= Luanda Agreement =

2002 ceasefire between Uganda and DR Congo

The Luanda Agreement is a 6 September 2002 ceasefire and normalization of relations between the government of Uganda and the Democratic Republic of the Congo (DRC), signed in Luanda, Angola. It sought to end the ongoing Second Congo War and had far-reaching implications for regional peace. The Luanda Agreement became a baseline for peace accords in Africa and is viewed favorably by outside entities, such as the United Nations and the European Union.

== History ==
The agreement was signed in 2002 between the governments of Uganda and the DRC. It established a ceasefire and normalized relations between the two countries. Prior to this agreement, the two countries experienced prolonged periods of armed conflict. While this agreement sought to rebuild regional stability, it is questionable as to whether lasting peace/reconstruction followed.

The conflict in the Congo has been called the "center of Africa's world war". While DRC gained independence in the 1960s, it was accompanied by civil war. The initial conflict was brief, but a longer and bloodier struggle followed. In 1997, the First Congo War began, followed by the Second Congo War in 1998. Several other African countries became involved.

== Relations between Uganda and the DRC ==
The relationship between Uganda and the DRC was plagued by violence for decades. Uganda has been plundering the DRC of valuable minerals since the 1990s. The relationship is complicated by the ADF, a rebel group that attacked Western Uganda from the early 1990s well into the 2000s. Uganda President Yoweri Museveni blamed the DRC and the UN for the group's continued existence.

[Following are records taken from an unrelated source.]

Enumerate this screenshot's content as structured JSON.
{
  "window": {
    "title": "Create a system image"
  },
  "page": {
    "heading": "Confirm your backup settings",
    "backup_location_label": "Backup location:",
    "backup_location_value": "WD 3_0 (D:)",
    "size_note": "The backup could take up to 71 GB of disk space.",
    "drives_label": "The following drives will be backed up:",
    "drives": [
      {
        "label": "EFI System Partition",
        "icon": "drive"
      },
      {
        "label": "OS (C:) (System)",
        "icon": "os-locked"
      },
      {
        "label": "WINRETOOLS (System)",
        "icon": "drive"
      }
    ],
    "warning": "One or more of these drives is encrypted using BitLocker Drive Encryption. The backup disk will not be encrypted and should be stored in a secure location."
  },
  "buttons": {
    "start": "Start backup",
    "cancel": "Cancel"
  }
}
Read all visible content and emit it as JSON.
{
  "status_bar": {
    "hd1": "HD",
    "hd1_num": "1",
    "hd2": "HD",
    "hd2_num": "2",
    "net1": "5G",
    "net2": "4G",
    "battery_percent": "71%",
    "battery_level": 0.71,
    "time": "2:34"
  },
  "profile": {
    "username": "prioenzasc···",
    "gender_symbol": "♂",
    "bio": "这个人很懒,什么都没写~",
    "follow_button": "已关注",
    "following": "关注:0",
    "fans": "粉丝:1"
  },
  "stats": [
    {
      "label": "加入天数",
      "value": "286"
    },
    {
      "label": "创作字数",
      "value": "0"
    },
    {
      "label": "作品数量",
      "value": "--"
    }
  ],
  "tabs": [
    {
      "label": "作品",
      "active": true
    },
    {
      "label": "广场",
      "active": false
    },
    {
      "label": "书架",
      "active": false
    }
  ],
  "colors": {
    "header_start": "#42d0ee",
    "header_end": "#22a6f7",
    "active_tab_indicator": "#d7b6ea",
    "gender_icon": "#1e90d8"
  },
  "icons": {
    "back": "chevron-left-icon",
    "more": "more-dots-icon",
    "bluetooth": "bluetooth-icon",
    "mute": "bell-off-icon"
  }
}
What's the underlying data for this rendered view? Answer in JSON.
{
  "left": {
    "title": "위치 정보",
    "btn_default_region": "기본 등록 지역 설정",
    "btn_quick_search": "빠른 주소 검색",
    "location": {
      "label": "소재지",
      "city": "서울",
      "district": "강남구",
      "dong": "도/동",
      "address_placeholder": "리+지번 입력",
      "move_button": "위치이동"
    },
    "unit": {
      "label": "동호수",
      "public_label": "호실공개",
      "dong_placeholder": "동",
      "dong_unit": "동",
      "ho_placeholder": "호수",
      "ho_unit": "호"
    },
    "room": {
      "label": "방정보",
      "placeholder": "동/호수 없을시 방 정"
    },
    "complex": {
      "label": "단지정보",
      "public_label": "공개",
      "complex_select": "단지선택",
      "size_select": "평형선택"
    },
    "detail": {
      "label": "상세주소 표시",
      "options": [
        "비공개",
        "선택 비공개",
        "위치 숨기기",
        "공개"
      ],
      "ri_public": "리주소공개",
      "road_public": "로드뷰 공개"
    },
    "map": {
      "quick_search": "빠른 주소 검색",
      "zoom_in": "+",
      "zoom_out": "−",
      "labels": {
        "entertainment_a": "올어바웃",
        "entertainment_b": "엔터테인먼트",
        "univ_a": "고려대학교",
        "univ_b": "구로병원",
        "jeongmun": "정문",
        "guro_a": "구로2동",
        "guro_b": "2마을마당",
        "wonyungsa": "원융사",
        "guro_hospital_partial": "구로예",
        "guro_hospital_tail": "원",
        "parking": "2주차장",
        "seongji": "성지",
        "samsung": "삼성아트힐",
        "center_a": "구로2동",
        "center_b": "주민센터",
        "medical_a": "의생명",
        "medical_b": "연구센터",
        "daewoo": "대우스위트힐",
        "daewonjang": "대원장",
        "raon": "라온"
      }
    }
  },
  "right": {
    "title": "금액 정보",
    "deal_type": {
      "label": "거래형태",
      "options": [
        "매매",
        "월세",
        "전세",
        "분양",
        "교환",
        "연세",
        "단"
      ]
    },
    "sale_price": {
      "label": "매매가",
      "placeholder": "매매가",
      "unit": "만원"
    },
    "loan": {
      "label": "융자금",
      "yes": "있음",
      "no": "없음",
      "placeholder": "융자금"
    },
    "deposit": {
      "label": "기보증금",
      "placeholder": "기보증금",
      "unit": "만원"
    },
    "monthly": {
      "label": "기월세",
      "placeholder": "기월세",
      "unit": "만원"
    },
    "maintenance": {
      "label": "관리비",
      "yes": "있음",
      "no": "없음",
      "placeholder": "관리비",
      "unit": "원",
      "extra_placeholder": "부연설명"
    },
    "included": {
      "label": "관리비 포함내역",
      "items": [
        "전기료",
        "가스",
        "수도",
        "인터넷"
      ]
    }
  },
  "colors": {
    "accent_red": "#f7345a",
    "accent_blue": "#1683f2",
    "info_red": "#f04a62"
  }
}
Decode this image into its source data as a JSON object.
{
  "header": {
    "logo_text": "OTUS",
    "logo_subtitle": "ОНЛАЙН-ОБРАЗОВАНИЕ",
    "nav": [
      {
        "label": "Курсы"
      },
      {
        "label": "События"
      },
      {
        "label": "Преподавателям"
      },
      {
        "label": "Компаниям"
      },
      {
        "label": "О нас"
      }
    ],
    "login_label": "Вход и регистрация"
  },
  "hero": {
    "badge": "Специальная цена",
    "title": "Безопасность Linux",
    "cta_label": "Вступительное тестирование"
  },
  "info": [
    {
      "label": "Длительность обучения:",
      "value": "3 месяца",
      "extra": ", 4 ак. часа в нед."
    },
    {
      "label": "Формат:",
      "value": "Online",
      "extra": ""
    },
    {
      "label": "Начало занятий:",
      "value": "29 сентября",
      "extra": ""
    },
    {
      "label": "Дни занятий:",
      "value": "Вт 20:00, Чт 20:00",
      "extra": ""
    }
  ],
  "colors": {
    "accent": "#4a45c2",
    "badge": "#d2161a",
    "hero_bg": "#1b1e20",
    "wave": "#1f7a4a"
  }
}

== International Court of Justice ==
The Lusaka Ceasefire Agreement was a peace treaty to end the Second Congo War. All military operations were to halt and actions were to be taken to show respect for human rights and reconcile the relations among Angola, DRC, Namibia, Rwanda, Uganda, Zambia and Zimbabwe) in 1999. The International Court of Justice deemed this agreement a modus operandi rather than a legally binding agreement. The ICJ's treatment of the agreement is thought to have broader implications, because "the ICJ's authority in the interpretation of international law is likely to influence the perception of the parties to armed conflicts with regard to legal nature and effects of peace agreements...it threatens to undermine the crucial role of peace agreements in the resolution of armed conflicts." The interpretation of the Lusaka agreement thereby set a precedent that undermined the legal authority of the Luanda Agreement.

The Luanda Agreement is a bilateral agreement that directly alters the terms of the Lusaka Agreement. However, both agreements call for the explicit consent of the DRC to allow Ugandan troops on their land. This then led to multiple disputes within the ICJ between Uganda and the DRC. In 1999, the DRC filed three claims asserting that Uganda violated international laws:

(1) governing non-use of force, peaceful settlement of disputes, respect of sovereignty, and non-intervention
 (2) rules of occupation, respect for sovereignty over natural resources, right to self-determination of peoples, and the principles of non-interference in domestic matters, and
(3) violated international legal obligations to respect human rights, including the obligation to distinguish between civilian and military objectives during armed conflict"

Uganda filed three counter claims: (1) the DRC used force against Uganda, (2) the DRC allowed attacks on Ugandan diplomatic premises and personnel in Kinshasa in violation of the law of diplomatic protection and (3) the DRC violated the 1999 Lusaka Agreement.

The court ruled that Uganda had violated DRC's territorial integrity and that Uganda was an occupying power, but granted Uganda's argument that the DRC had violated Ugandan diplomatic protection.

== Reaction ==
The European Union issued a statement applauding the Luanda Agreement as a mechanism to aid peace efforts. However, the EU also recognized that the continued fighting among the Congolese people as a reason for Uganda to continue to protect people through its presence.